On November 29, 2006, Vlacic and an unindicted third party met with a representative of Southwest USA Bank and discussed the possibility of securing a 50 million dollar loan for his business. The bank representative informed Vlacic that the bank could only loan $10 million. Vlacic claimed that he had access to collateral for the loan in the way of gold certificates, bonds, Federal Reserve Notes, and Silver Certificates. Vlacic provided the bank representative with photocopies of some of the purported collateral and stated he would return to the bank on December 1, 2006, with his attorney, co-defendant Bernstein, to complete a loan application.

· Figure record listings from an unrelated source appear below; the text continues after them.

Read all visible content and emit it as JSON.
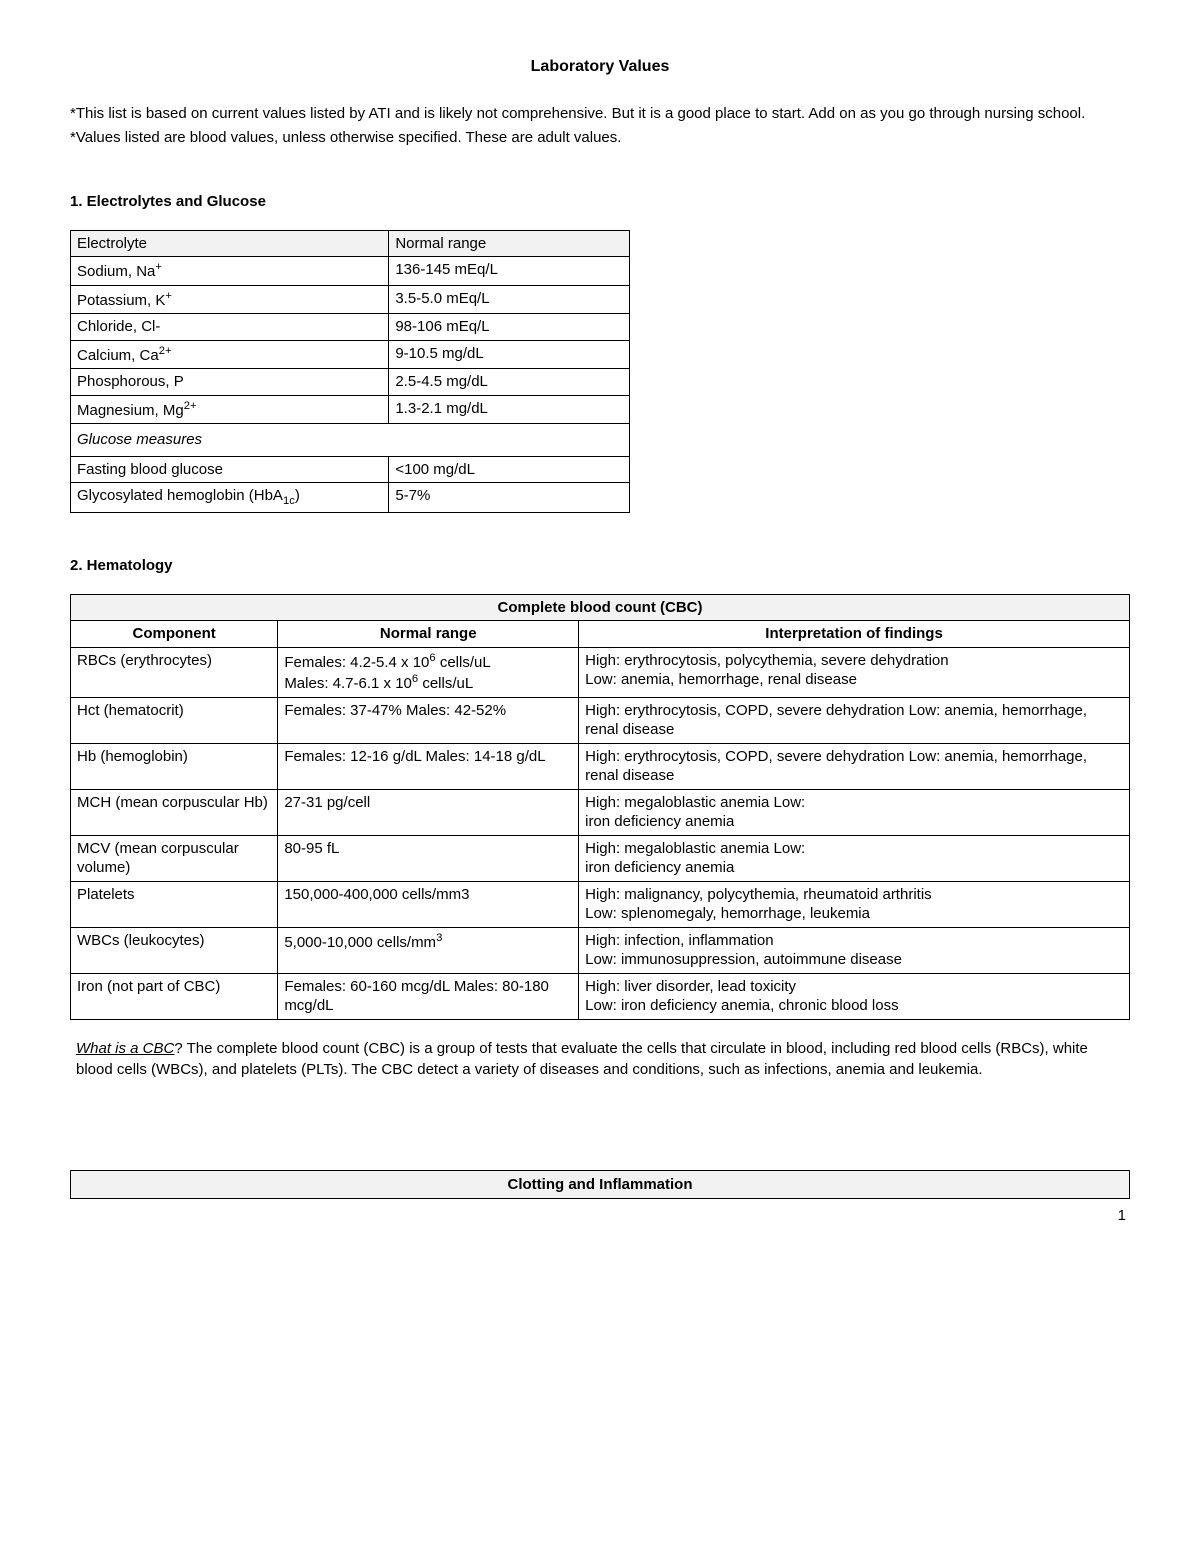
{
  "title": "Laboratory Values",
  "notes": {
    "n1": "*This list is based on current values listed by ATI and is likely not comprehensive. But it is a good place to start. Add on as you go through nursing school.",
    "n2": "*Values listed are blood values, unless otherwise specified. These are adult values."
  },
  "section1": {
    "heading": "1. Electrolytes and Glucose",
    "headers": {
      "h1": "Electrolyte",
      "h2": "Normal range"
    },
    "rows": {
      "r1": {
        "name_html": "Sodium, Na<sup>+</sup>",
        "range": "136-145 mEq/L"
      },
      "r2": {
        "name_html": "Potassium, K<sup>+</sup>",
        "range": "3.5-5.0 mEq/L"
      },
      "r3": {
        "name_html": "Chloride, Cl-",
        "range": "98-106 mEq/L"
      },
      "r4": {
        "name_html": "Calcium, Ca<sup>2+</sup>",
        "range": "9-10.5 mg/dL"
      },
      "r5": {
        "name_html": "Phosphorous, P",
        "range": "2.5-4.5 mg/dL"
      },
      "r6": {
        "name_html": "Magnesium, Mg<sup>2+</sup>",
        "range": "1.3-2.1 mg/dL"
      }
    },
    "subheading": "Glucose measures",
    "rows2": {
      "r7": {
        "name_html": "Fasting blood glucose",
        "range": "<100 mg/dL"
      },
      "r8": {
        "name_html": "Glycosylated hemoglobin (HbA<sub>1c</sub>)",
        "range": "5-7%"
      }
    }
  },
  "section2": {
    "heading": "2. Hematology",
    "table_title": "Complete blood count (CBC)",
    "headers": {
      "h1": "Component",
      "h2": "Normal range",
      "h3": "Interpretation of findings"
    },
    "rows": {
      "r1": {
        "comp": "RBCs (erythrocytes)",
        "range_html": "Females: 4.2-5.4 x 10<sup>6</sup> cells/uL<br>Males: 4.7-6.1 x 10<sup>6</sup> cells/uL",
        "interp_html": "High: erythrocytosis, polycythemia, severe dehydration<br>Low: anemia, hemorrhage, renal disease"
      },
      "r2": {
        "comp": "Hct (hematocrit)",
        "range_html": "Females: 37-47% Males: 42-52%",
        "interp_html": "High: erythrocytosis, COPD, severe dehydration Low: anemia, hemorrhage, renal disease"
      },
      "r3": {
        "comp": "Hb (hemoglobin)",
        "range_html": "Females: 12-16 g/dL Males: 14-18 g/dL",
        "interp_html": "High: erythrocytosis, COPD, severe dehydration Low: anemia, hemorrhage, renal disease"
      },
      "r4": {
        "comp": "MCH (mean corpuscular Hb)",
        "range_html": "27-31 pg/cell",
        "interp_html": "High: megaloblastic anemia Low:<br>iron deficiency anemia"
      },
      "r5": {
        "comp": "MCV (mean corpuscular volume)",
        "range_html": "80-95 fL",
        "interp_html": "High: megaloblastic anemia Low:<br>iron deficiency anemia"
      },
      "r6": {
        "comp": "Platelets",
        "range_html": "150,000-400,000 cells/mm3",
        "interp_html": "High: malignancy, polycythemia, rheumatoid arthritis<br>Low: splenomegaly, hemorrhage, leukemia"
      },
      "r7": {
        "comp": "WBCs (leukocytes)",
        "range_html": "5,000-10,000 cells/mm<sup>3</sup>",
        "interp_html": "High: infection, inflammation<br>Low: immunosuppression, autoimmune disease"
      },
      "r8": {
        "comp": "Iron (not part of CBC)",
        "range_html": "Females: 60-160 mcg/dL Males: 80-180 mcg/dL",
        "interp_html": "High: liver disorder, lead toxicity<br>Low: iron deficiency anemia, chronic blood loss"
      }
    },
    "para_html": "<span class=\"underline-italic\">What is a CBC</span>? The complete blood count (CBC) is a group of tests that evaluate the cells that circulate in blood, including red blood cells (RBCs), white blood cells (WBCs), and platelets (PLTs). The CBC detect a variety of diseases and conditions, such as infections, anemia and leukemia."
  },
  "section3": {
    "title": "Clotting and Inflammation"
  },
  "page_number": "1"
}
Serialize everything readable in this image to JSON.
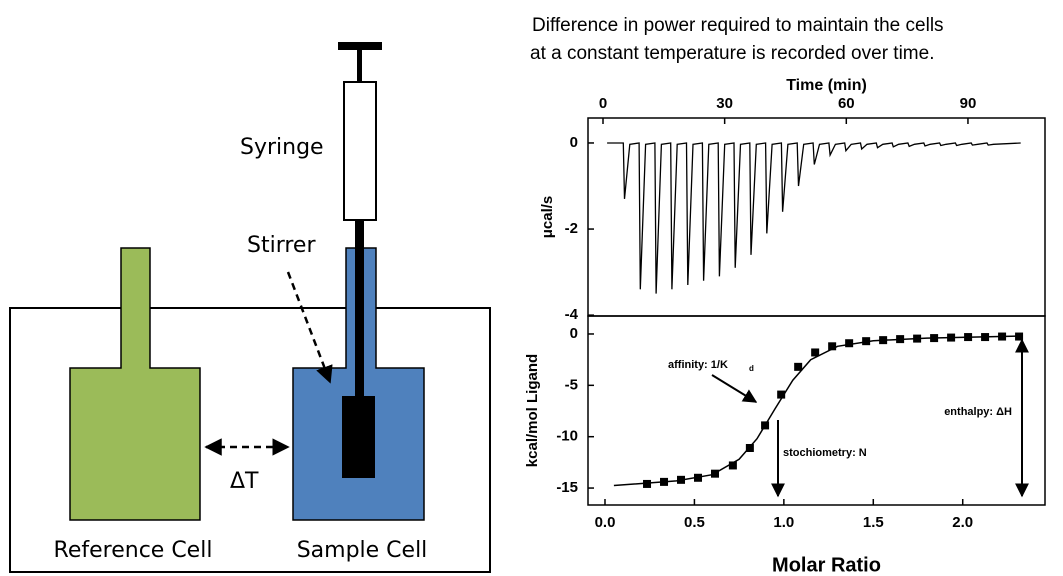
{
  "caption": [
    "Difference in power required to maintain the cells",
    "at a constant temperature is recorded over time."
  ],
  "diagram": {
    "syringe": "Syringe",
    "stirrer": "Stirrer",
    "delta_t": "ΔT",
    "reference_cell": "Reference Cell",
    "sample_cell": "Sample Cell"
  },
  "chart_data": [
    {
      "type": "line",
      "x_label": "Time (min)",
      "y_label": "μcal/s",
      "color": "#000000",
      "xlim": [
        -3.7,
        109
      ],
      "xticks": [
        0,
        30,
        60,
        90
      ],
      "ylim": [
        -4.02,
        0.58
      ],
      "yticks": [
        0,
        -2,
        -4
      ],
      "x": [
        1,
        5,
        5.3,
        6.6,
        8.9,
        9.2,
        10.5,
        12.8,
        13.1,
        14.4,
        16.7,
        17,
        18.3,
        20.6,
        20.9,
        22.2,
        24.5,
        24.8,
        26.1,
        28.4,
        28.7,
        30,
        32.3,
        32.6,
        33.9,
        36.2,
        36.5,
        37.8,
        40.1,
        40.4,
        41.7,
        44,
        44.3,
        45.6,
        47.9,
        48.2,
        49.5,
        51.8,
        52.1,
        53.4,
        55.7,
        56,
        57.3,
        59.6,
        59.9,
        61.2,
        63.5,
        63.8,
        65.1,
        67.4,
        67.7,
        69,
        71.3,
        71.6,
        72.9,
        75.2,
        75.5,
        76.8,
        79.1,
        79.4,
        80.7,
        83,
        83.3,
        84.6,
        86.9,
        87.2,
        88.5,
        90.8,
        91.1,
        92.4,
        94.7,
        95,
        96.3,
        103
      ],
      "values": [
        0,
        0,
        -1.3,
        -0.03,
        0,
        -3.4,
        -0.03,
        0,
        -3.5,
        -0.03,
        0,
        -3.4,
        -0.03,
        0,
        -3.3,
        -0.03,
        0,
        -3.2,
        -0.03,
        0,
        -3.1,
        -0.03,
        0,
        -2.9,
        -0.03,
        0,
        -2.6,
        -0.03,
        0,
        -2.1,
        -0.03,
        0,
        -1.6,
        -0.03,
        0,
        -1.0,
        -0.03,
        0,
        -0.5,
        -0.03,
        0,
        -0.28,
        -0.03,
        0,
        -0.18,
        -0.03,
        0,
        -0.14,
        -0.03,
        0,
        -0.11,
        -0.03,
        0,
        -0.09,
        -0.03,
        0,
        -0.08,
        -0.03,
        0,
        -0.07,
        -0.03,
        0,
        -0.06,
        -0.03,
        0,
        -0.06,
        -0.03,
        0,
        -0.05,
        -0.03,
        0,
        -0.05,
        -0.03,
        0
      ]
    },
    {
      "type": "scatter",
      "x_label": "Molar Ratio",
      "y_label": "kcal/mol Ligand",
      "color": "#000000",
      "xlim": [
        -0.095,
        2.46
      ],
      "xticks": [
        {
          "value": 0,
          "label": "0.0"
        },
        {
          "value": 0.5,
          "label": "0.5"
        },
        {
          "value": 1,
          "label": "1.0"
        },
        {
          "value": 1.5,
          "label": "1.5"
        },
        {
          "value": 2,
          "label": "2.0"
        }
      ],
      "ylim": [
        -16.65,
        1.75
      ],
      "yticks": [
        0,
        -5,
        -10,
        -15
      ],
      "x": [
        0.235,
        0.33,
        0.425,
        0.52,
        0.615,
        0.715,
        0.81,
        0.895,
        0.985,
        1.08,
        1.175,
        1.27,
        1.365,
        1.46,
        1.555,
        1.65,
        1.745,
        1.84,
        1.935,
        2.03,
        2.125,
        2.22,
        2.315
      ],
      "values": [
        -14.6,
        -14.4,
        -14.2,
        -14.0,
        -13.6,
        -12.8,
        -11.1,
        -8.9,
        -5.9,
        -3.2,
        -1.8,
        -1.2,
        -0.9,
        -0.7,
        -0.6,
        -0.5,
        -0.45,
        -0.4,
        -0.35,
        -0.3,
        -0.3,
        -0.25,
        -0.25
      ],
      "fit": {
        "x": [
          0.05,
          0.4,
          0.6,
          0.75,
          0.85,
          0.95,
          1.05,
          1.15,
          1.3,
          1.5,
          1.8,
          2.32
        ],
        "values": [
          -14.75,
          -14.3,
          -13.7,
          -12.2,
          -10.2,
          -7.3,
          -4.5,
          -2.5,
          -1.2,
          -0.65,
          -0.4,
          -0.2
        ]
      },
      "annotations": {
        "affinity": "affinity: 1/K",
        "affinity_subscript": "d",
        "stoichiometry": "stochiometry: N",
        "enthalpy": "enthalpy: ΔH"
      }
    }
  ]
}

On December 1, 2006, Vlacic returned to the bank and completed a loan application for ten million dollars. Vlacic stated that the silver certificates were in Bernstein's possession. Bernstein joined the meeting by speaker phone, and claimed that he owned and possessed the Silver Certificates which were to be used as collateral for the loan. Bernstein also claimed that he had authenticated the notes and bonds through the United States Treasury computer system. They advised the bank representative that they would return to the bank in the next two weeks to close on the loan.
On December 5, 2006, Bernstein signed a loan proposal letter from the bank for a $10 million loan, claiming the $12 million fictitious silver certificates as collateral.
The bank notified the FBI of the defendants attempt to obtain the large loan and provided copies of the purported silver certificates. The United States Secret Service confirmed that the $1 million certificates were fictitious, as the United States never produced currency in denominations larger than $100,000.
On December 11, 2006, Bernstein and Vlacic arrived at Southwest Bank and met with the loan representative. FBI Agents were waiting in a conference room at the bank. Vlacic signed the loan proposal and Bernstein provided the representative with 12 fictitious million dollar silver certificates. The FBI Agents then entered the room and the defendants were arrested.
On December 12, 2006, the defendants made an initial appearance before a United States Magistrate Judge. Mr. Bernstein was released on bond, and Mr. Vlacic was detained. They are scheduled to be arraigned on the charges set forth in the Indictment on December 29, 2006, at 8:30 a.m. by United States Magistrate Judge Peggy Leen.
The case is being investigated by the FBI and prosecuted by Assistant United States Attorney Thomas S. Dougherty.
The public is reminded that an indictment contains only charges and is not evidence of guilt. The defendants are presumed innocent and entitled to a fair trial at which the government has the burden of proving guilt beyond a reasonable doubt.